Segundo Elísio, não foi preciso fazer qualquer ajuste ou corte no texto por censura. A produtora Cláudia Bejarano, da Loreby Filmes, destacou em coletiva de imprensa que houve uma "costura jurídica delicada" justamente para que o longa não fosse censurado. O objetivo era que não houvesse o que ela chamou de “censura lavada”.
"Da mesma forma que o filme teve um investimento público, a gente também precisa ter cuidado ao dizer pra eles que o dinheiro é bem-vindo e é bem trabalhado. (...) Com esse procedimento deles, a gente respondia à altura do que eles nos mostravam. Foi um trabalho muito delicado para que continuasse a ser belo, limpo, sem agressão", acrescenta.
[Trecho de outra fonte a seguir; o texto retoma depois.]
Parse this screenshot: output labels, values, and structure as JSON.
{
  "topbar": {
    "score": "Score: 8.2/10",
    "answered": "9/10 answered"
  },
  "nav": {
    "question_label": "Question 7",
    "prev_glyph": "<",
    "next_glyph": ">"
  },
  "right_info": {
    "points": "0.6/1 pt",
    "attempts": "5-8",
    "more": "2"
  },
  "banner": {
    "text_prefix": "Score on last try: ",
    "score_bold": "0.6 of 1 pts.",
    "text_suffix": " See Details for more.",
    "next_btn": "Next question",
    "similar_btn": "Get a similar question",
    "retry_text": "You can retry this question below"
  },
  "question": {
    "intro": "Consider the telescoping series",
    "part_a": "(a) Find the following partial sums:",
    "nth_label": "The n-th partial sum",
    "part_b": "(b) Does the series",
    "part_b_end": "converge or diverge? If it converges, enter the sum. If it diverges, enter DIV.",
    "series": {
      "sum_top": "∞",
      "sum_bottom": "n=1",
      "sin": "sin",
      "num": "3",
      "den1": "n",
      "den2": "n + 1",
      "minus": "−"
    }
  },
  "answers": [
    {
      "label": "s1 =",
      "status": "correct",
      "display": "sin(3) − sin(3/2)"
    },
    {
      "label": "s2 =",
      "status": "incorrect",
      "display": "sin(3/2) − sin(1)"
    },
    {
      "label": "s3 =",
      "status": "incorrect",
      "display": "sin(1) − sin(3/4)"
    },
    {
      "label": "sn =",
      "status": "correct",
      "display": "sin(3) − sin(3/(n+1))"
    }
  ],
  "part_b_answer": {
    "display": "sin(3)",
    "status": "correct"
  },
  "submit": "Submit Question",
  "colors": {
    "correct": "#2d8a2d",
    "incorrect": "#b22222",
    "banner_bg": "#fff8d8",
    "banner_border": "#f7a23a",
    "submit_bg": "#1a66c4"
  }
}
Na época em que o "impasse" com a Ancine veio a público, a agência informou que a demora se tratava de um procedimento padrão. A assessoria de imprensa de 'Medida Provisória' chegou a emitir um comunicado segundo o qual o órgão vinculado ao governo federal não havia tomado as devidas providências para trocar a distribuidora do filme, apesar de a Coordenação de Análise Técnica e Seleção não ter indicado qualquer objeção ao pedido.
Em nota enviada ao Terra no final da tarde de quinta-feira, 31, a assessoria de imprensa da Ancine informou que o filme recebeu investimento de R$ 2,7 milhões por meio do Fundo Setorial do Audiovisual e os processos em tramitação na agência seguiram os prazos regimentares.
"O pedido de troca de distribuidora do projeto selecionado para investimento é um fato relevante e merece necessariamente a análise pela equipe técnica", diz a nota.